Whenever I see a post about community growth or participation — like Tomasz Canabrava’s most recent “From Nothing to top 20 contributors of Konsole in Less Than a Month” — I reach for the toolkit written by Kevin Ottens, because that makes it easy to obtain good numbers and graphs for community measurement.
Looking at the graph (click to enlarge, but it’s still hardly readable — I’d suggest using Kevin’s tooling directly if you want to zoom in or experiment) of Konsole development since the very beginning shows a few striking facts:
- Konsole has been in continuous development since 1998
- Except for a gap 2006-2009, Kurt Hindenburg has been active in Konsole since roughly 2004
- By looking at the density of commits and the length of commit-streaks, you can guess at maintainers and co-maintainers of Konsole, alongside all the occasional committers.

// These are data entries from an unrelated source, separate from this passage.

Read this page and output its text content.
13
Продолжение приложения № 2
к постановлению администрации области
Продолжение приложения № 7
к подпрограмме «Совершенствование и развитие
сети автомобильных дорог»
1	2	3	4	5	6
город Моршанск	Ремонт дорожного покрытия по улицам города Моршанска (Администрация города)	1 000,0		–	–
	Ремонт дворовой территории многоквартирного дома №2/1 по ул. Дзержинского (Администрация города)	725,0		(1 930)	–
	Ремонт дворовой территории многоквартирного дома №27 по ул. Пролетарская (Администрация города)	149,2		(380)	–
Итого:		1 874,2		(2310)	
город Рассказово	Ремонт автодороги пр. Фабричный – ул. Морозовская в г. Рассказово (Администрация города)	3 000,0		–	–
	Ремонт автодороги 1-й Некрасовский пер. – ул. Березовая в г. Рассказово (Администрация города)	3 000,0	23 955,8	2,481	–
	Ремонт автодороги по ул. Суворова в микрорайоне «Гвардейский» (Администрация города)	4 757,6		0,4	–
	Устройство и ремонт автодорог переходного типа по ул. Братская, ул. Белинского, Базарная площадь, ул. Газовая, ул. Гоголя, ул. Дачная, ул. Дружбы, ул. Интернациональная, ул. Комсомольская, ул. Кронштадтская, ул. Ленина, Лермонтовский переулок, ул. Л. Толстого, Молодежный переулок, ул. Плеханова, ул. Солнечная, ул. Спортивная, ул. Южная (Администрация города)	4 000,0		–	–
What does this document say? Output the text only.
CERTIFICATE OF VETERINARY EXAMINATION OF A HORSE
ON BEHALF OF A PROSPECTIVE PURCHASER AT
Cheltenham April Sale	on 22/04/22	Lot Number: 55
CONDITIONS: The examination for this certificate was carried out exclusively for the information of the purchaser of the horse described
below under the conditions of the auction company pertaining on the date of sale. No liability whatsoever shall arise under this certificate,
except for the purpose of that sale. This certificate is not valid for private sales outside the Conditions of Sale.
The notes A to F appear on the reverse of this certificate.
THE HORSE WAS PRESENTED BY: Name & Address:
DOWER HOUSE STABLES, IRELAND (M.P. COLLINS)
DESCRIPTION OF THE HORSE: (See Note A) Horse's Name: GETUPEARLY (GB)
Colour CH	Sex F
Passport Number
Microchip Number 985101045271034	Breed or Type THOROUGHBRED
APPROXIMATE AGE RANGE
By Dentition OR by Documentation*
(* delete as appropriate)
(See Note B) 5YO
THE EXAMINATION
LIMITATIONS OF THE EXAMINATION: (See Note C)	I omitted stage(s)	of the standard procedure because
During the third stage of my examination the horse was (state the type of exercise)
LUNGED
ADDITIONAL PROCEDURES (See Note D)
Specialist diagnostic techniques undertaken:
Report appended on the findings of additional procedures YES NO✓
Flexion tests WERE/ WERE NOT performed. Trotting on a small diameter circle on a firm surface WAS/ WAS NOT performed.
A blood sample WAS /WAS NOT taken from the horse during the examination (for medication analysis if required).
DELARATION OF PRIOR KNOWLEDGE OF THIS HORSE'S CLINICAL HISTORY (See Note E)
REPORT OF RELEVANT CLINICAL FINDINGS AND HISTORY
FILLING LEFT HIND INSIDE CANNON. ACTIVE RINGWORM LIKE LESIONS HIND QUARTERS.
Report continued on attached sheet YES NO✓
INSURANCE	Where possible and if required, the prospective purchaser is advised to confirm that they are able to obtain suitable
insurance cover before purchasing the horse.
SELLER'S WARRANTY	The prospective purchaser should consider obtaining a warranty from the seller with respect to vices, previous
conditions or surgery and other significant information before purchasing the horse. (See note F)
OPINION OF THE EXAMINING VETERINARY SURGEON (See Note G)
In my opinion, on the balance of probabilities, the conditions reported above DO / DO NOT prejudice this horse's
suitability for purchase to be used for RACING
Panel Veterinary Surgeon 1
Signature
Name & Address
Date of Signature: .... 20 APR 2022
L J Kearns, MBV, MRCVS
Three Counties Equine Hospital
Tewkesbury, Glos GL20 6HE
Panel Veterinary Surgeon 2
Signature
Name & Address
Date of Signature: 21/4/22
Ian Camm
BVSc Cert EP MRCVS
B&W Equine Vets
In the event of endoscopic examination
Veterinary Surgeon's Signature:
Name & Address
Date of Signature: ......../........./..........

There’s maybe five people whose histories suggest that.
Of personal interest to me is that in 2002 I contributed to Konsole for FreeBSD compatibility, and in 2009 for OpenSolaris compatibility, but nothing else in the history of the project. And Konsole spent a year licensed as Artistic, rather than the GPL2-or-later, in 1999.
Recently, you can definitely see that Tomaz has been really active, and Kurt has slightly more quiet time. But Ahmad and Mariusz are also consistently putting in work, albeit with a lower rate of commits. Judging by the commit messages, those have gone through Phabricator. That means that their commit counts are reduced because arc squashes commits (just like Tomaz, and as pointed out by Eike elsewhere). Keep in mind that commit-counts are poor proxies for contributions — that’s something we’ve been saying for years and years.
Also of interest in the history: there are 1090 commits by people not in the top-twenty; if those were grouped together they would hold second place!
So, thanks Tomaz for being noisy about what you’re doing. I think we need more of the “hey, I can improve the world” kind of noise — like KDE’s GSoC stories as well. And also, thanks Kurt and KDE community for being consistent and productive in small amounts for many years.